Katie Baker: The thing I always appreciated most about Vine is that it didn’t autoplay sound; there’s nothing worse than getting ear-Goatse’d in a coffee shop or shared coworking space. As a result, my favorite genre of Vine has always been “requires audio to understand.” While your standard Canadian Terry Tate Vine can be enjoyed on mute, there’s something compelling about a production that is so curiously mundane in silence that it compels you to fish your headphones out of the depths of your bag out of sheer FOMO. Duck Army is, of course, the GOAT. This one maybe violates the “curiously mundane” rule but is too good with sound on not to share. This one might be earnest, but it’s so pleasing. This one might be stupid, but it’s so perfect. I confess it has moved me to tears.

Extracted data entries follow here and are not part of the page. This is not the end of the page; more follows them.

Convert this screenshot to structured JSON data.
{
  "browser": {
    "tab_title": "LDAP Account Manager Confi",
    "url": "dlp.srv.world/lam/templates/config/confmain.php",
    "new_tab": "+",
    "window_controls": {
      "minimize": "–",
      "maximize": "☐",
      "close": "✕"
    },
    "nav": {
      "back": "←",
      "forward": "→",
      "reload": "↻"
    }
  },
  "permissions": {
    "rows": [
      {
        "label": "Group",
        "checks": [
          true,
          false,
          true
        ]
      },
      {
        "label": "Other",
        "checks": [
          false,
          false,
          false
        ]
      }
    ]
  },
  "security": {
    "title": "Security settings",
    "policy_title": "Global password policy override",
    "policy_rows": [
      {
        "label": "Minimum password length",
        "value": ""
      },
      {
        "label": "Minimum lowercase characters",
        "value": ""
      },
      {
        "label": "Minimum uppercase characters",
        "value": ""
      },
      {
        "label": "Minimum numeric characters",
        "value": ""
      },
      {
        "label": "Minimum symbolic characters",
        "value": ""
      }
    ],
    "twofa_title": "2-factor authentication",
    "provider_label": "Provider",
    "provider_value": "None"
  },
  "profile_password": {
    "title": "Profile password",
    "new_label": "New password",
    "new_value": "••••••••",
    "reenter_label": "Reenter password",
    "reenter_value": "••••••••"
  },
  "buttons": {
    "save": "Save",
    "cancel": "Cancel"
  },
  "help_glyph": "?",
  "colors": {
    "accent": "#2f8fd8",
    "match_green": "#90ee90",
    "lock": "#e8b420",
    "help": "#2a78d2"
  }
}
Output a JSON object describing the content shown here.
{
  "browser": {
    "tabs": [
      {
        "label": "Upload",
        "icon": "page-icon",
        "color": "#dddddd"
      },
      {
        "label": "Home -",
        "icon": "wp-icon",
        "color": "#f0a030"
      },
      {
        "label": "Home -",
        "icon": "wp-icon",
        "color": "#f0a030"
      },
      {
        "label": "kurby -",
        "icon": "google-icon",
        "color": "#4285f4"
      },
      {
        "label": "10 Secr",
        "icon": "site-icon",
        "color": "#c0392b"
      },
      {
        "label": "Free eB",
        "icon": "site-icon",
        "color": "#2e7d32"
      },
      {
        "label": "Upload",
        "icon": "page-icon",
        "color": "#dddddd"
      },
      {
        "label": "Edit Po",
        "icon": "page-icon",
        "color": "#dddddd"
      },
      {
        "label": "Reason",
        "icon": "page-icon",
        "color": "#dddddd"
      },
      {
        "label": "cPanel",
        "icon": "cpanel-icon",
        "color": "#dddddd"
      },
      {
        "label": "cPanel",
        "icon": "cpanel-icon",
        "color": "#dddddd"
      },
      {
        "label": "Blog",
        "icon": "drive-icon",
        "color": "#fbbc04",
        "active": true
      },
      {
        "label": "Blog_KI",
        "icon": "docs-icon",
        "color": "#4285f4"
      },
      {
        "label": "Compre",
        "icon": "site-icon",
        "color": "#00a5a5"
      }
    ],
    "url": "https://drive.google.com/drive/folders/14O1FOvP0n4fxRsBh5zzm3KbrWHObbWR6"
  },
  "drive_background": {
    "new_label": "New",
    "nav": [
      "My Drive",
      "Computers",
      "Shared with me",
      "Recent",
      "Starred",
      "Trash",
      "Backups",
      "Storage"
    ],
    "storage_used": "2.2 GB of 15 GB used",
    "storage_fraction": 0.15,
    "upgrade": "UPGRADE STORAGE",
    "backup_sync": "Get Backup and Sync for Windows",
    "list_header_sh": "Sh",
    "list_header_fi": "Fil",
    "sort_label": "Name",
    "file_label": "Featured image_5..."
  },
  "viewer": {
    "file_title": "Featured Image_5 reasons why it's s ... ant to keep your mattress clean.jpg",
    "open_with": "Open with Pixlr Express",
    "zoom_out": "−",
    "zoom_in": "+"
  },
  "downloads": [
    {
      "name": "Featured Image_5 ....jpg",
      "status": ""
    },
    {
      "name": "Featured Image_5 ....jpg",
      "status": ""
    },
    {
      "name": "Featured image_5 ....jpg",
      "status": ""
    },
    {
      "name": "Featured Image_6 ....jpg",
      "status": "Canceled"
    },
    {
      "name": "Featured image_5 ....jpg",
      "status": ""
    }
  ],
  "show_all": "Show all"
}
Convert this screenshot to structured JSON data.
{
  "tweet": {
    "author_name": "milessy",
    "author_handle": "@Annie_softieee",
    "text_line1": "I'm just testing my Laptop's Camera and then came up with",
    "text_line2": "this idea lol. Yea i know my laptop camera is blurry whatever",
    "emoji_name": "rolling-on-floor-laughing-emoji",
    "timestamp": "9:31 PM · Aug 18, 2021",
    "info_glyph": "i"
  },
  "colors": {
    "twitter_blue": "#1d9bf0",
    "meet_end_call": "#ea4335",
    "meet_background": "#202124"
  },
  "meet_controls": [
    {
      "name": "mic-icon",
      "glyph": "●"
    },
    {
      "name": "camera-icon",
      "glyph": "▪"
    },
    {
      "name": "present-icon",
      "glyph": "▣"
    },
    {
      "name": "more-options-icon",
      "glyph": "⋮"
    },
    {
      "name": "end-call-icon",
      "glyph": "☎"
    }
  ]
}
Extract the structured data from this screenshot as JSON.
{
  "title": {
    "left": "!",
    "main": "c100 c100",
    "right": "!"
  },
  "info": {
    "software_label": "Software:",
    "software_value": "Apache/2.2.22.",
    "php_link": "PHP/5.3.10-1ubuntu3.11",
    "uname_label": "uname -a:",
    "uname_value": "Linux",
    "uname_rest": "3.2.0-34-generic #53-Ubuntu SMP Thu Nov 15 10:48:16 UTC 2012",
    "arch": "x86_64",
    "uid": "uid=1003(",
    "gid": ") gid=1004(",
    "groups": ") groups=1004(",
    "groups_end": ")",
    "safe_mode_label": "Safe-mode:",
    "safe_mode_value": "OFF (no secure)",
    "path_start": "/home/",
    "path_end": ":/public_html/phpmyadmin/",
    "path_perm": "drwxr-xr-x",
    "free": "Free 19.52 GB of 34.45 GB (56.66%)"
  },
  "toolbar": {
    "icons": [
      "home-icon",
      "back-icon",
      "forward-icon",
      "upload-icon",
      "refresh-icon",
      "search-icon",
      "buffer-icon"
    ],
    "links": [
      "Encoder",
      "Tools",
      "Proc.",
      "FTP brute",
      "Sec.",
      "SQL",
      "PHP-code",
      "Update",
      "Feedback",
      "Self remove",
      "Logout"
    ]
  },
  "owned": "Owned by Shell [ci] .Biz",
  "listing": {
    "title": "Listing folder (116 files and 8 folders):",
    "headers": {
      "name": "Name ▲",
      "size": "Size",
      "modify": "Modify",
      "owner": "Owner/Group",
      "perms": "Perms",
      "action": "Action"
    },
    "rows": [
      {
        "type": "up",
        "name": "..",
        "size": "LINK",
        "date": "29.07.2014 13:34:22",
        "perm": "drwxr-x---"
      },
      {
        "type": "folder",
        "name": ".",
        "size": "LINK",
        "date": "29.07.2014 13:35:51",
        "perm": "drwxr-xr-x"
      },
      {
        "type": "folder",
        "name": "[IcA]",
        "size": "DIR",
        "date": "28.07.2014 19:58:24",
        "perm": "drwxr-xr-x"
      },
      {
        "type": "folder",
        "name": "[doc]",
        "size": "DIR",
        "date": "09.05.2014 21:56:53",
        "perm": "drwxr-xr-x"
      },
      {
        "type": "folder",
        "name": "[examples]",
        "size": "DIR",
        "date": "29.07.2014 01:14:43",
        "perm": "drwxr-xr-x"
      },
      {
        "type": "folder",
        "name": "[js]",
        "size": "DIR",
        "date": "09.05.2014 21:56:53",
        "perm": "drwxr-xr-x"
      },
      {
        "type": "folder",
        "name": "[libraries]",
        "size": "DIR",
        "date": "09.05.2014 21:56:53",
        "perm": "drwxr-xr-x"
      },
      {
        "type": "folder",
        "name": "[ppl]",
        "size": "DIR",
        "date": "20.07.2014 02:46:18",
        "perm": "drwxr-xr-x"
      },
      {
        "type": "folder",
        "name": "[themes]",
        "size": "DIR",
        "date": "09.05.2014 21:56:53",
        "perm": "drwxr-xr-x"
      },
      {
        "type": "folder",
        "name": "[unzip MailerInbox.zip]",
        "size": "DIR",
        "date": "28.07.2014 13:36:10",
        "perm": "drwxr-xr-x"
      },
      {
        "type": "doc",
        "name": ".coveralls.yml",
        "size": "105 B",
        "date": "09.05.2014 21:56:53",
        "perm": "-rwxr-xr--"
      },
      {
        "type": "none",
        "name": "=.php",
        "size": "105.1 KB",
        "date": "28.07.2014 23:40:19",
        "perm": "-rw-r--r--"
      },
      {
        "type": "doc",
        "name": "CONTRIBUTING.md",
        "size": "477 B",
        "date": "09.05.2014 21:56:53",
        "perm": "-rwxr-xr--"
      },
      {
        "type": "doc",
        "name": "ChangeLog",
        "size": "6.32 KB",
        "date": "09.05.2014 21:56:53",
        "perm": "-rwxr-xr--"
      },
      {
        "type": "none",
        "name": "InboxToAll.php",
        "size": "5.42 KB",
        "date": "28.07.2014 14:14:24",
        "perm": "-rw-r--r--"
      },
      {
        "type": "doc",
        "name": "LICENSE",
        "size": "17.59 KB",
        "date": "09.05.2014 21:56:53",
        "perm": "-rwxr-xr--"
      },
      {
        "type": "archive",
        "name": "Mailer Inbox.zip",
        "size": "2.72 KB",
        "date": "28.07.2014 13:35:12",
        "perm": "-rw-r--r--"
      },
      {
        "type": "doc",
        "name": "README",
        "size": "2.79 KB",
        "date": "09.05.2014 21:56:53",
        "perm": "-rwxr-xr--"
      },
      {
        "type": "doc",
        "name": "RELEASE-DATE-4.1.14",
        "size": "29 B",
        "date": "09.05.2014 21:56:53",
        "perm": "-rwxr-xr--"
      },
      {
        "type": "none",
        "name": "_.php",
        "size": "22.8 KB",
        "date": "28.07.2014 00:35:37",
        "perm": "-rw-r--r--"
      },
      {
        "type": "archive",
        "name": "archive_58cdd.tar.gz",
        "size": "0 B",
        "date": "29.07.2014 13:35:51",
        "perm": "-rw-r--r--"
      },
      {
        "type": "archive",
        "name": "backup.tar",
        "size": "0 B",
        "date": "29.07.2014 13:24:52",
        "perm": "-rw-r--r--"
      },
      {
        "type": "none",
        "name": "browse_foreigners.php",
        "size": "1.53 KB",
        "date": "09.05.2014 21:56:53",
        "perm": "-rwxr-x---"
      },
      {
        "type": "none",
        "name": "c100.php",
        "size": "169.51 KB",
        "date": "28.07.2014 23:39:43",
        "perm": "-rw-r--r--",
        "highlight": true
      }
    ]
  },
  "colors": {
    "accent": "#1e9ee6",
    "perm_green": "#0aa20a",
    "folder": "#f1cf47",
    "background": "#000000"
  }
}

Rob Harvilla: There’s a cat, first of all, which feels essential, elemental. The cat does not consent, entirely, to its participation, which is also (apologies to the cat) important. The pants are transcendent; the frying pan a salient detail. But it’s all about the loop, the mesmerizing calm that settles over you, such that you watch this 30 times/for three minutes straight without intending to or even realizing it. Did you know you could Shazam a Vine? You can! Better do that fast! The loop here feels a little choppy today — it’s more seamless, a little better in my memory. As goes the app. As goes the internet. As goes life.
Claire McNear: First: sorry. I apologize for making you watch this; let this be a lesson to never click on links from strangers. Anyway, though, if you’ll forgive me long enough to let me explain: I’ve had this Vine bookmarked for years. I find it mesmerizing, as the best Vines always are — something I find myself watching over and over, returning to, and watching over and over once again. I would argue that the defining (though not, perhaps critically, unique) feature of Vines is not that they’re capped at six seconds. It’s that they loop. A good Vine tells a story that’s longer than six seconds in six seconds: The What the fuck I just watch? is caught in midair by the Vine restarting, replaying, cycling through the same thing as before. It’s a mode of storytelling that’s particularly effective for portraying horror — each viewing reveals some new detail, some new explanatory weirdness, before plunging you right back into the awfulness.
Which is to say: spiders. A lot of fucking spiders.
Allison P. Davis: January 2015. A teenage boy sits in a classroom and yells out, “everybody say sausage keep it going,” unleashing a call and response that became a Vine movement called The Sausage Movement. It’s a simple genre of video, the ones tagged #sausagemovement — just a group of teens, pounding out rhythms, making up simple rhymes about the best breakfast meat — but the results are incredible. Here’s why: These teens spit out fire verses and demonstrate a skill with entendre that is far beyond their age; the “Sausage” callout is catchy and easy enough that anyone can do it, even if you’re not a cool teen; and lastly, it’s a fun and creative way to make dick jokes. My favorite, and the most popular (though not the original Vine that started it all) would have to be “Eggs, Bacon, Grits, Sausage.” (It’s so good it even has it’s own Genius lyrics page.) Why no rapper has collaborated with this kid on a song called “Sausage” is beyond me. Desiigner, D.R.A.M., Chance, Drake, it’s not too late. Vine might be dead, but this song can live in infamy.